Do you want a specimen of a real English-Irish landlord? Take the late Marquis of Hertford. It was once the fortune of my life to have to meet my Lord Hertford in Paris, and he took great pains to impress upon me then his generosity. He told me he was always in the habit of assisting everybody. He had the means to assist every-body. He has died enormously rich. When he came into his property he met his tenants, and he made a pretty speech to them. He told them that it was the happiest day of his life—and I daresay it was, the coming into his property: I am not at all doubting the truthfulness of that—and he said how glad he would be to meet them again and again. He went from there to Paris, and with the exception of one visit—I think only one—that he paid to Ireland when he wanted the Order of the Garter—with that exception he never set foot on his estates again. He took from them like a cold-blooded leech, without any sort of sympathy except the swallowing of the blood he draws from it. Do not say I exaggerate. There has just been a trial in the Dublin courts in which John Stormis, the agent of the Marquis of Hertford, was defendant, and he admitted that when a man was disposed to vote as he thought wrongly he served him with a notice to quit, as an encouragement to him for his conceptions of political right page 36 and duty. And a little while ago, not going hack a long time, when in Lisburn the people were famine-stricken, they sent letters to my Lord Hertford. He had hundreds of thousands in Spanish railways, hundreds of thousands in German funds, millions of francs in French securities. I am not exaggerating, because the inventory has been taken of them since he died. But he turned a deaf ear: he gave no reply. The people who had been working for his rent were allowed to starve, and would have starved if an American citizen had not sent a ship-load of food to relieve them.

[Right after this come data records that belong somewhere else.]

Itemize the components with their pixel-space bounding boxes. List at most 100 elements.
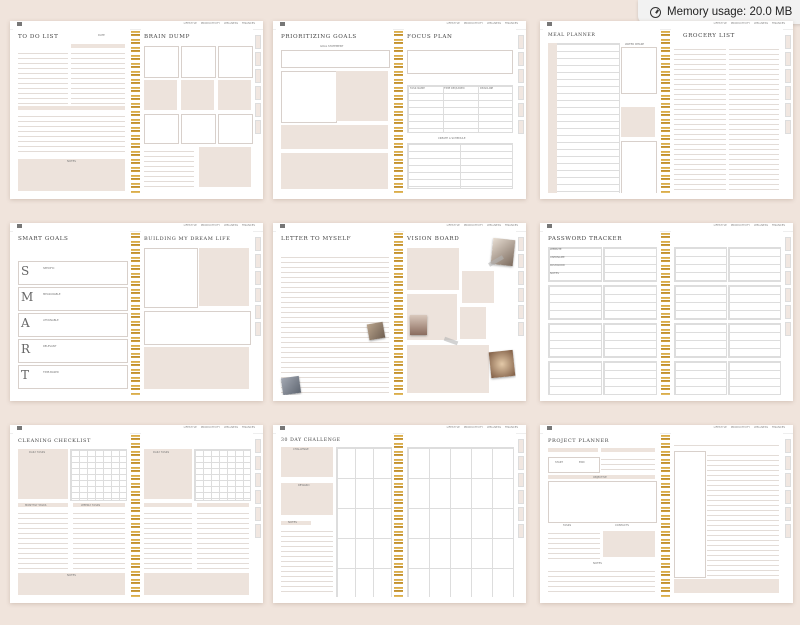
grocery-lines[interactable]	[674, 45, 726, 193]
password-card[interactable]	[674, 323, 727, 358]
todo-lines[interactable]	[18, 112, 125, 154]
home-icon[interactable]	[280, 426, 285, 430]
notes-lines[interactable]	[548, 567, 655, 595]
objective-box[interactable]	[548, 481, 657, 523]
tab[interactable]: WELLNESS	[487, 224, 501, 227]
vision-tile[interactable]	[462, 271, 494, 303]
password-card[interactable]	[728, 285, 781, 320]
daily-box[interactable]	[18, 449, 68, 499]
tab[interactable]: FINANCES	[505, 224, 518, 227]
tab[interactable]: PRODUCTIVITY	[464, 22, 483, 25]
thumbnail-meal-grocery[interactable]: LIFESTYLE PRODUCTIVITY WELLNESS FINANCES ME…	[540, 21, 793, 199]
tab[interactable]: FINANCES	[505, 22, 518, 25]
password-card[interactable]	[548, 361, 602, 395]
password-card[interactable]	[674, 247, 727, 282]
password-card[interactable]	[603, 247, 657, 282]
tab[interactable]: PRODUCTIVITY	[464, 426, 483, 429]
task-lines[interactable]	[197, 509, 249, 571]
password-card[interactable]	[728, 361, 781, 395]
tab[interactable]: LIFESTYLE	[184, 22, 197, 25]
tab[interactable]: LIFESTYLE	[447, 426, 460, 429]
thumbnail-30-day-challenge[interactable]: LIFESTYLE PRODUCTIVITY WELLNESS FINANCES 30…	[273, 425, 526, 603]
password-card[interactable]	[548, 285, 602, 320]
home-icon[interactable]	[547, 22, 552, 26]
task-table[interactable]	[407, 85, 513, 133]
notes-lines[interactable]	[281, 527, 333, 595]
tab[interactable]: WELLNESS	[224, 22, 238, 25]
home-icon[interactable]	[280, 224, 285, 228]
tab[interactable]: WELLNESS	[754, 426, 768, 429]
dream-box[interactable]	[199, 248, 249, 306]
daily-box[interactable]	[144, 449, 192, 499]
tab[interactable]: LIFESTYLE	[714, 426, 727, 429]
tab[interactable]: WELLNESS	[754, 22, 768, 25]
tab[interactable]: WELLNESS	[487, 426, 501, 429]
thumbnail-cleaning-checklist[interactable]: LIFESTYLE PRODUCTIVITY WELLNESS FINANCES CL…	[10, 425, 263, 603]
password-card[interactable]	[674, 285, 727, 320]
snack-box[interactable]	[621, 141, 657, 193]
dump-box[interactable]	[144, 80, 177, 110]
vision-tile[interactable]	[407, 345, 489, 393]
password-card[interactable]	[728, 323, 781, 358]
challenge-box[interactable]	[281, 447, 333, 477]
dump-box[interactable]	[144, 114, 179, 144]
tab[interactable]: PRODUCTIVITY	[201, 426, 220, 429]
thumbnail-goals-focus[interactable]: LIFESTYLE PRODUCTIVITY WELLNESS FINANCES PR…	[273, 21, 526, 199]
tab[interactable]: FINANCES	[242, 426, 255, 429]
tab[interactable]: PRODUCTIVITY	[731, 224, 750, 227]
tab[interactable]: PRODUCTIVITY	[201, 224, 220, 227]
thumbnail-project-planner[interactable]: LIFESTYLE PRODUCTIVITY WELLNESS FINANCES PR…	[540, 425, 793, 603]
project-lines[interactable]	[601, 455, 655, 473]
tab[interactable]: FINANCES	[505, 426, 518, 429]
tab[interactable]: LIFESTYLE	[714, 22, 727, 25]
notes-box[interactable]	[18, 159, 125, 191]
tab[interactable]: LIFESTYLE	[714, 224, 727, 227]
grocery-lines[interactable]	[729, 45, 779, 193]
tab[interactable]: LIFESTYLE	[447, 224, 460, 227]
day-grid[interactable]	[407, 447, 514, 597]
goal-box[interactable]	[281, 125, 388, 149]
home-icon[interactable]	[17, 426, 22, 430]
notes-box[interactable]	[144, 573, 249, 595]
goal-box[interactable]	[281, 71, 337, 123]
tab[interactable]: LIFESTYLE	[184, 426, 197, 429]
thumbnail-letter-vision[interactable]: LIFESTYLE PRODUCTIVITY WELLNESS FINANCES LE…	[273, 223, 526, 401]
smart-row[interactable]	[18, 365, 128, 389]
dump-box[interactable]	[181, 46, 216, 78]
tab[interactable]: PRODUCTIVITY	[201, 22, 220, 25]
task-lines[interactable]	[73, 509, 125, 571]
tab[interactable]: FINANCES	[772, 22, 785, 25]
goal-box[interactable]	[281, 50, 390, 68]
goal-box[interactable]	[281, 153, 388, 189]
smart-row[interactable]	[18, 339, 128, 363]
password-card[interactable]	[603, 323, 657, 358]
tab[interactable]: FINANCES	[242, 22, 255, 25]
dump-box[interactable]	[181, 80, 214, 110]
tab[interactable]: PRODUCTIVITY	[731, 426, 750, 429]
smart-row[interactable]	[18, 261, 128, 285]
dump-box[interactable]	[218, 46, 253, 78]
smart-row[interactable]	[18, 313, 128, 337]
dump-lines[interactable]	[144, 147, 194, 187]
task-lines[interactable]	[548, 529, 600, 559]
todo-lines[interactable]	[71, 49, 125, 104]
home-icon[interactable]	[547, 426, 552, 430]
smart-row[interactable]	[18, 287, 128, 311]
date-box[interactable]	[548, 457, 600, 473]
tab[interactable]: WELLNESS	[224, 224, 238, 227]
tab[interactable]: FINANCES	[242, 224, 255, 227]
tab[interactable]: WELLNESS	[487, 22, 501, 25]
thumbnail-todo-braindump[interactable]: LIFESTYLE PRODUCTIVITY WELLNESS FINANCES TO…	[10, 21, 263, 199]
thumbnail-password-tracker[interactable]: LIFESTYLE PRODUCTIVITY WELLNESS FINANCES PA…	[540, 223, 793, 401]
dump-box[interactable]	[199, 147, 251, 187]
dump-box[interactable]	[181, 114, 216, 144]
tab[interactable]: FINANCES	[772, 224, 785, 227]
tab[interactable]: WELLNESS	[224, 426, 238, 429]
tab[interactable]: WELLNESS	[754, 224, 768, 227]
contacts-box[interactable]	[603, 531, 655, 557]
home-icon[interactable]	[17, 22, 22, 26]
goal-box[interactable]	[336, 71, 388, 121]
dream-box[interactable]	[144, 248, 198, 308]
tab[interactable]: FINANCES	[772, 426, 785, 429]
home-icon[interactable]	[17, 224, 22, 228]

And I urge that you want something more than this land measure of Mr. Gladstone's, with which I propose to deal. But permit mo before I deal with it—for I want if I can to do fair justice to him—permit me to say one thing, which I say in no flattery to the Irish here, for I said it and printed it twelve years ago, to those who urge that the Irish are discontented and dissatisfied and lack love of country. I say it is not so. I say that if there is one thing which is shown more in the Irish character than another—so far as an Englishman can judge it: so far as Englishmen have had a fair opportunity to judge it—it is a disposition under fair conditions to do the best for the land of their birth that it is possible to do.

You ask me what evidence I have of it? I have a witness that cannot lie—a big witness—a witness called the Dublin Post-office, and the officers of that post-office will tell you that away from the western country, away from your Alleghany ranges, away from your Rocky Mountains, out of your busy streets of New York, men who have gone away from Ireland wretched and miserable and threadbare, with despair in their heart and hatred in their head for the Government that had oppressed them, have not forgotten those they have left behind, but have sent back in registered letters of their earnings here, to relieve those who were dragging down to the grave in famine, or to bring them to this land of promise.